The meeting, last Wednesday, was also attended by Deputy Commissioner of Police, Frankie Joseph, head of the Criminal Investigations Department, Superintendent of Police Clauston Francis, and Head of the Police Public Relations Department, Assistant Superintendent of Police, Junior Simmons.
Kenton Chance, of iWitness News, Clare Keizer and Kemarlie Durrant, of Searchlight, and Haydn Huggins, who freelances for The Vincentian, all of whom signed the letter, attended the meeting.
John told the media representatives that the police take every report of crime seriously.
He said that the police force believes in a free press and will do what it can to ensure that a free press continues to exist in St. Vincent and the Grenadines.
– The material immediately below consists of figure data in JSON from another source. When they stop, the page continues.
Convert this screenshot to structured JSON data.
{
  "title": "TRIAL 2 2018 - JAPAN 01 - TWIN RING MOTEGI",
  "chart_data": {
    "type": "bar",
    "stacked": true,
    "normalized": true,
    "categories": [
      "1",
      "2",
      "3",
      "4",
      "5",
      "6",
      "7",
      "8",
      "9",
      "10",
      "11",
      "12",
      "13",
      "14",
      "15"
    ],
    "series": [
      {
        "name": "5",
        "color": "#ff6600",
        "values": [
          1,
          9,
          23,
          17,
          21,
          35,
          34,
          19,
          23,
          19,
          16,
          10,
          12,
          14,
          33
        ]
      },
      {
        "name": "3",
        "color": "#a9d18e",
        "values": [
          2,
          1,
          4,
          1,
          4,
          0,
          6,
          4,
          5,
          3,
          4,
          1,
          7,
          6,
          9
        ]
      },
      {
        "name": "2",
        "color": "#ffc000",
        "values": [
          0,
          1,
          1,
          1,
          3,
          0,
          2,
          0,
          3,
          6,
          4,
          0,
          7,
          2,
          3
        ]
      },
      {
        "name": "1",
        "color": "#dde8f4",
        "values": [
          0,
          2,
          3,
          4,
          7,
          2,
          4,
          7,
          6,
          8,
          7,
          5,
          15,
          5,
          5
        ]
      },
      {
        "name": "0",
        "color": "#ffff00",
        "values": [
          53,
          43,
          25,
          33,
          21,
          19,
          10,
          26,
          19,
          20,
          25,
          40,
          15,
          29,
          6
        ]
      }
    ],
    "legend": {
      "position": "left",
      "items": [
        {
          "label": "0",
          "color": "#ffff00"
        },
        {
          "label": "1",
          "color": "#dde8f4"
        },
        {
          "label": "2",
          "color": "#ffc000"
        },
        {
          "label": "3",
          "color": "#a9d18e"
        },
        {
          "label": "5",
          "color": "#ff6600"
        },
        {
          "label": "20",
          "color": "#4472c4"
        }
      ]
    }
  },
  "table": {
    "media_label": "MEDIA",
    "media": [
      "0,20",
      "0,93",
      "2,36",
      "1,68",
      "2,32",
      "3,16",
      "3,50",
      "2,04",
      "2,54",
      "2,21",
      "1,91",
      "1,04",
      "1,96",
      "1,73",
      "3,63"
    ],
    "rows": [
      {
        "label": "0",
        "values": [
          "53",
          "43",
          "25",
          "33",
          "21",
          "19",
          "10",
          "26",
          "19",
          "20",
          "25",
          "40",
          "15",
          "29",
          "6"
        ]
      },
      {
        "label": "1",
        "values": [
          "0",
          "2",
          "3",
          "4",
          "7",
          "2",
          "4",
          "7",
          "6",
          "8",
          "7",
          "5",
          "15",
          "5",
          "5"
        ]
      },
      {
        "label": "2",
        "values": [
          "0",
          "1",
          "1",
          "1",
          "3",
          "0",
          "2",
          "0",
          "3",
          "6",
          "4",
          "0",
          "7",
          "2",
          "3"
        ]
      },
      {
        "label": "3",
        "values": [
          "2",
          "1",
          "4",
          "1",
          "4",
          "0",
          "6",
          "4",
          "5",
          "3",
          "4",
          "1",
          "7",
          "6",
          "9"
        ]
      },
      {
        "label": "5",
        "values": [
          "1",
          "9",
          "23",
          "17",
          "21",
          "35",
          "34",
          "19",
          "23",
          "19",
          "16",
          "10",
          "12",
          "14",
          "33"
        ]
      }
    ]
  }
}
“I can assure you that the police take incidents like this seriously,” the police chief said and informed the media that an investigation had been launched into the incident.
Meanwhile, the media spoke of the impact that such incidents have on their ability to do their work and their personal well-being.
The meeting discussed suggestions to educate the public about the rights and responsibilities of the media and members of the public in public spaces, including outside the law courts.
The meeting came after the journalists wrote to John expressing concern at what they regard as the “escalating issue of threats by members of the public against and aggression” towards journalists covering the Serious Offences Court (SOC) and Kingstown Magistrate’s Court (KMC).
In the Jan. 30 letter, copied to the National Security Minister, the Chief Magistrate, Senior Magistrate as well as the Superintendent of Prisons, the journalists said “this has been an ongoing situation about which journalists have complained repeatedly over the years to police officers assigned to the court”.
In the letter, the journalists said that their correspondence relates specifically to an incident outside the SOC on Jan. 25, “that went above and beyond anything that journalists reporting on the court have experienced recently”.
Chief Magistrate, Rechanne Browne, speaking in court on Feb. 3, said, “I have noted your concerns and I had no idea all that excitement used to happen outside”, adding, “there will be no excitement outside”.
Meanwhile, in a Feb. 6, response to the letter Prime Minister and Minister of National Security, Ralph Gonsalves said the issue is “as serious one and the state authorities are obliged to address it firmly and urgently”.
He told the media of a summary notation he had written for transmission to the Commissioner of Police, Chief Magistrate and Attorney General.
In the notation, the prime minister said:
“SVG is a free and democratic country which functions within the framework of the rule of law. In this context, among the persons who possess rights and obligations are journalists. Threats of violence against journalists are wholly unacceptable! Let us ensure that journalists are safe in their practice of their profession always, especially in the precincts of our Law Courts. For your urgent attention and advice.”
Gonsalves further said that SVG is a young, independent, democratic nation.
“We must never allow unruly and/or utterly selfish, ignorant persons, however inflamed their passion may be, to subvert or diminish in unlawful and/or unreasonable, unacceptable ways our democratic way of life, social solidarity, and the basic rights of others.”
The prime minister said that too much of all this “‘subversion”, unlawful conduct and atomised individualism are manifest across our Caribbean (including St. Vincent and the Grenadines), and the world. Decent, law-abiding citizens in social solidarity must resist.”